When he went into hospice in El Paso, the only place he would do so, I took a complete leave of absence from work. I cleaned the house from top to bottom. A friend came from Texas to help me. Another friend came from New Mexico to live with me while I went back and forth to Texas, ensuring our pets had steady care. After my husband died, I found myself in a financial place where I didn’t have to work for a bit. I also knew I physically couldn’t work. I was raw, angry, and sad, and I had absolutely no filter. And the last call I had with my husband, where he was begging me to take him home, I had on the loading dock of work. The call I had about his seizure happened on the main level, by the STEM Playground. The bathroom I used every day was where I would go to sob so people wouldn’t see me doing that in my office. In the conference room, a neighbor called me to tell me my husband was lost in our neighborhood, confused and in his pajamas, walking down the middle of the street. I couldn’t stomach being back in that building I loved because it reminded me too much of all that pain. So, I quit my job.

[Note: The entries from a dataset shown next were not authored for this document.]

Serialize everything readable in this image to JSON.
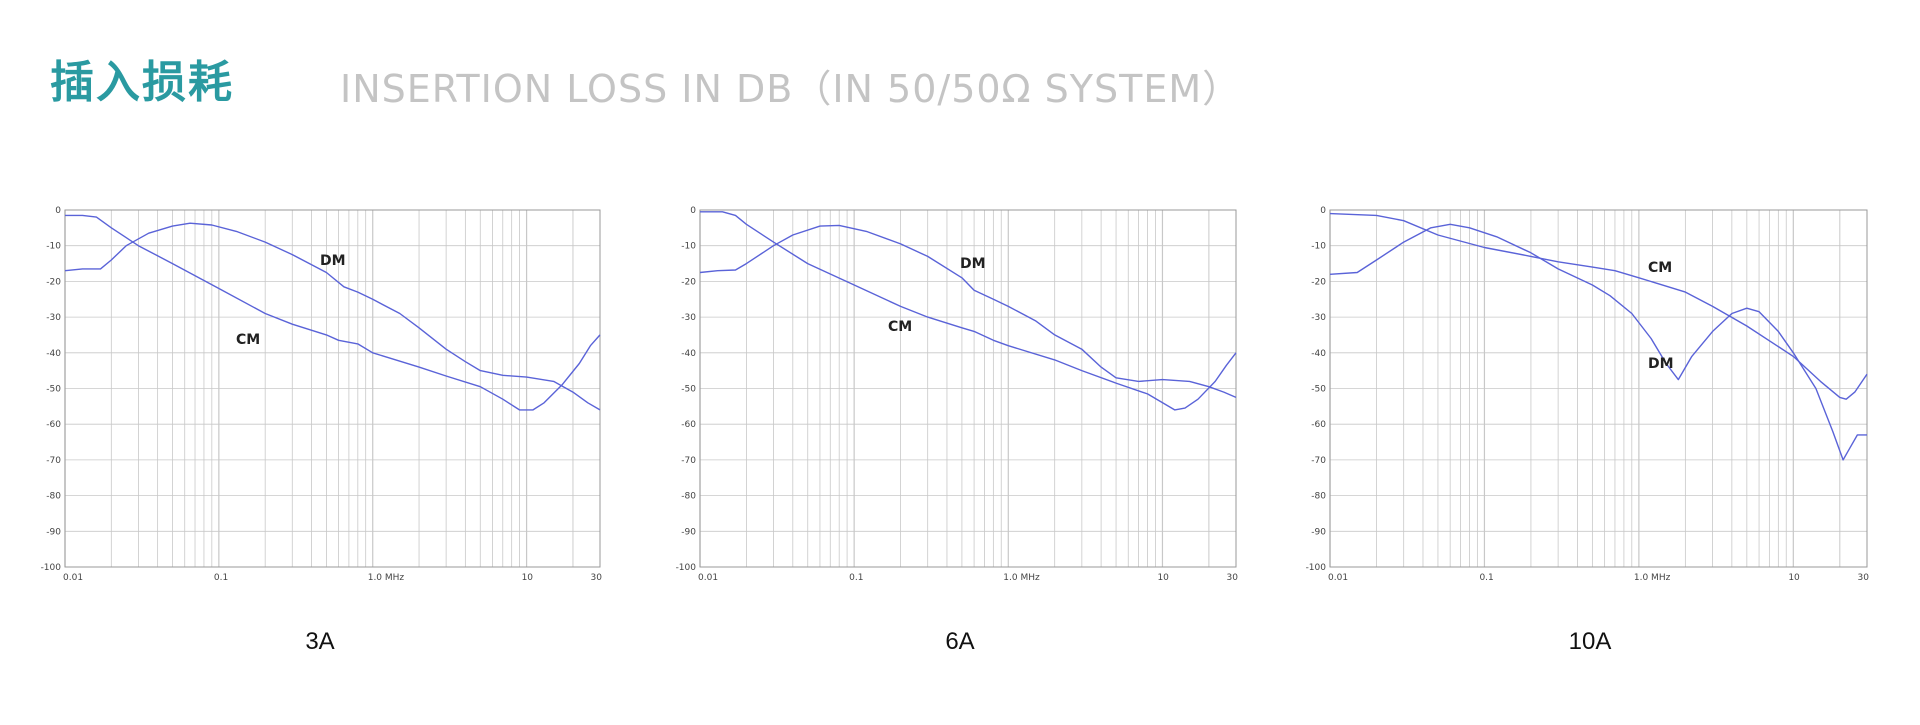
{
  "header": {
    "title_cn": "插入损耗",
    "title_en": "INSERTION LOSS IN DB（IN 50/50Ω SYSTEM）"
  },
  "colors": {
    "accent": "#2a9aa1",
    "subtitle": "#c4c4c4",
    "line": "#5a63d8",
    "grid": "#c8c8c8"
  },
  "chart_data": [
    {
      "type": "line",
      "caption": "3A",
      "xscale": "log",
      "xlim": [
        0.01,
        30
      ],
      "ylim": [
        -100,
        0
      ],
      "x_ticks": [
        0.01,
        0.1,
        1.0,
        10,
        30
      ],
      "x_tick_labels": [
        "0.01",
        "0.1",
        "1.0  MHz",
        "10",
        "30"
      ],
      "y_ticks": [
        0,
        -10,
        -20,
        -30,
        -40,
        -50,
        -60,
        -70,
        -80,
        -90,
        -100
      ],
      "grid": true,
      "series": [
        {
          "name": "DM",
          "points": [
            [
              0.01,
              -17
            ],
            [
              0.013,
              -16.5
            ],
            [
              0.017,
              -16.5
            ],
            [
              0.02,
              -14
            ],
            [
              0.025,
              -10
            ],
            [
              0.035,
              -6.5
            ],
            [
              0.05,
              -4.5
            ],
            [
              0.065,
              -3.7
            ],
            [
              0.09,
              -4.2
            ],
            [
              0.13,
              -6
            ],
            [
              0.2,
              -9
            ],
            [
              0.3,
              -12.5
            ],
            [
              0.5,
              -17.5
            ],
            [
              0.65,
              -21.5
            ],
            [
              0.8,
              -23
            ],
            [
              1.0,
              -25
            ],
            [
              1.5,
              -29
            ],
            [
              2,
              -33
            ],
            [
              3,
              -39
            ],
            [
              4,
              -42.5
            ],
            [
              5,
              -45
            ],
            [
              7,
              -46.3
            ],
            [
              10,
              -46.8
            ],
            [
              15,
              -48
            ],
            [
              20,
              -51
            ],
            [
              25,
              -54
            ],
            [
              30,
              -56
            ]
          ]
        },
        {
          "name": "CM",
          "points": [
            [
              0.01,
              -1.5
            ],
            [
              0.013,
              -1.5
            ],
            [
              0.016,
              -2
            ],
            [
              0.02,
              -5
            ],
            [
              0.03,
              -10
            ],
            [
              0.05,
              -15
            ],
            [
              0.1,
              -22
            ],
            [
              0.2,
              -29
            ],
            [
              0.3,
              -32
            ],
            [
              0.5,
              -35
            ],
            [
              0.6,
              -36.5
            ],
            [
              0.8,
              -37.5
            ],
            [
              1.0,
              -40
            ],
            [
              2,
              -44
            ],
            [
              3,
              -46.5
            ],
            [
              5,
              -49.5
            ],
            [
              7,
              -53
            ],
            [
              9,
              -56
            ],
            [
              11,
              -56
            ],
            [
              13,
              -54
            ],
            [
              17,
              -49
            ],
            [
              22,
              -43
            ],
            [
              26,
              -38
            ],
            [
              30,
              -35
            ]
          ]
        }
      ],
      "annotations": [
        "DM",
        "CM"
      ]
    },
    {
      "type": "line",
      "caption": "6A",
      "xscale": "log",
      "xlim": [
        0.01,
        30
      ],
      "ylim": [
        -100,
        0
      ],
      "x_ticks": [
        0.01,
        0.1,
        1.0,
        10,
        30
      ],
      "x_tick_labels": [
        "0.01",
        "0.1",
        "1.0  MHz",
        "10",
        "30"
      ],
      "y_ticks": [
        0,
        -10,
        -20,
        -30,
        -40,
        -50,
        -60,
        -70,
        -80,
        -90,
        -100
      ],
      "grid": true,
      "series": [
        {
          "name": "DM",
          "points": [
            [
              0.01,
              -17.5
            ],
            [
              0.013,
              -17
            ],
            [
              0.017,
              -16.8
            ],
            [
              0.02,
              -15
            ],
            [
              0.03,
              -10
            ],
            [
              0.04,
              -7
            ],
            [
              0.06,
              -4.5
            ],
            [
              0.08,
              -4.3
            ],
            [
              0.12,
              -6
            ],
            [
              0.2,
              -9.5
            ],
            [
              0.3,
              -13
            ],
            [
              0.5,
              -19
            ],
            [
              0.6,
              -22.5
            ],
            [
              0.8,
              -25
            ],
            [
              1.0,
              -27
            ],
            [
              1.5,
              -31
            ],
            [
              2,
              -35
            ],
            [
              3,
              -39
            ],
            [
              4,
              -44
            ],
            [
              5,
              -47
            ],
            [
              7,
              -48
            ],
            [
              10,
              -47.5
            ],
            [
              15,
              -48
            ],
            [
              20,
              -49.5
            ],
            [
              25,
              -51
            ],
            [
              30,
              -52.5
            ]
          ]
        },
        {
          "name": "CM",
          "points": [
            [
              0.01,
              -0.5
            ],
            [
              0.014,
              -0.5
            ],
            [
              0.017,
              -1.5
            ],
            [
              0.02,
              -4
            ],
            [
              0.03,
              -9
            ],
            [
              0.05,
              -15
            ],
            [
              0.1,
              -21
            ],
            [
              0.2,
              -27
            ],
            [
              0.3,
              -30
            ],
            [
              0.5,
              -33
            ],
            [
              0.6,
              -34
            ],
            [
              0.8,
              -36.5
            ],
            [
              1.0,
              -38
            ],
            [
              2,
              -42
            ],
            [
              3,
              -45
            ],
            [
              5,
              -48.5
            ],
            [
              8,
              -51.5
            ],
            [
              12,
              -56
            ],
            [
              14,
              -55.5
            ],
            [
              17,
              -53
            ],
            [
              22,
              -48
            ],
            [
              26,
              -43.5
            ],
            [
              30,
              -40
            ]
          ]
        }
      ],
      "annotations": [
        "DM",
        "CM"
      ]
    },
    {
      "type": "line",
      "caption": "10A",
      "xscale": "log",
      "xlim": [
        0.01,
        30
      ],
      "ylim": [
        -100,
        0
      ],
      "x_ticks": [
        0.01,
        0.1,
        1.0,
        10,
        30
      ],
      "x_tick_labels": [
        "0.01",
        "0.1",
        "1.0  MHz",
        "10",
        "30"
      ],
      "y_ticks": [
        0,
        -10,
        -20,
        -30,
        -40,
        -50,
        -60,
        -70,
        -80,
        -90,
        -100
      ],
      "grid": true,
      "series": [
        {
          "name": "CM",
          "points": [
            [
              0.01,
              -1
            ],
            [
              0.02,
              -1.5
            ],
            [
              0.03,
              -3
            ],
            [
              0.05,
              -7
            ],
            [
              0.1,
              -10.5
            ],
            [
              0.2,
              -13
            ],
            [
              0.3,
              -14.5
            ],
            [
              0.5,
              -16
            ],
            [
              0.7,
              -17
            ],
            [
              1.0,
              -19
            ],
            [
              2,
              -23
            ],
            [
              3,
              -27
            ],
            [
              5,
              -32.5
            ],
            [
              10,
              -41
            ],
            [
              15,
              -48
            ],
            [
              20,
              -52.5
            ],
            [
              22,
              -53
            ],
            [
              25,
              -51
            ],
            [
              30,
              -46
            ]
          ]
        },
        {
          "name": "DM",
          "points": [
            [
              0.01,
              -18
            ],
            [
              0.015,
              -17.5
            ],
            [
              0.02,
              -14
            ],
            [
              0.03,
              -9
            ],
            [
              0.045,
              -5
            ],
            [
              0.06,
              -4
            ],
            [
              0.08,
              -5
            ],
            [
              0.12,
              -7.5
            ],
            [
              0.2,
              -12
            ],
            [
              0.3,
              -16.5
            ],
            [
              0.5,
              -21
            ],
            [
              0.65,
              -24
            ],
            [
              0.9,
              -29
            ],
            [
              1.2,
              -36
            ],
            [
              1.5,
              -43
            ],
            [
              1.8,
              -47.5
            ],
            [
              2.2,
              -41
            ],
            [
              3,
              -34
            ],
            [
              4,
              -29
            ],
            [
              5,
              -27.5
            ],
            [
              6,
              -28.5
            ],
            [
              8,
              -34
            ],
            [
              10,
              -40
            ],
            [
              14,
              -50
            ],
            [
              18,
              -62
            ],
            [
              21,
              -70
            ],
            [
              23,
              -67
            ],
            [
              26,
              -63
            ],
            [
              30,
              -63
            ]
          ]
        }
      ],
      "annotations": [
        "CM",
        "DM"
      ]
    }
  ]
}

I decided to take a long break from work and finish my degree. I re-enrolled in school as I planned two memorial services, one in Massachusetts and one in Texas. Classes began again in late August after all the services were done. The service in Texas was one of the most significant steps in my grieving process. My second full semester was terrific. I learned so much. I am in my third full semester and will only have three classes left after this, which I will spread out over the summer and fall. I am excited to go back to work. I can think of my husband now and be happy for our memories, and still sad but not debilitatingly so. I can drive by the hospital without having to pull over. I have a new chapter starting. I will keep blogging, but about museums and leadership and more work stuff, most likely. But I had to tell this story; it’s part of the process.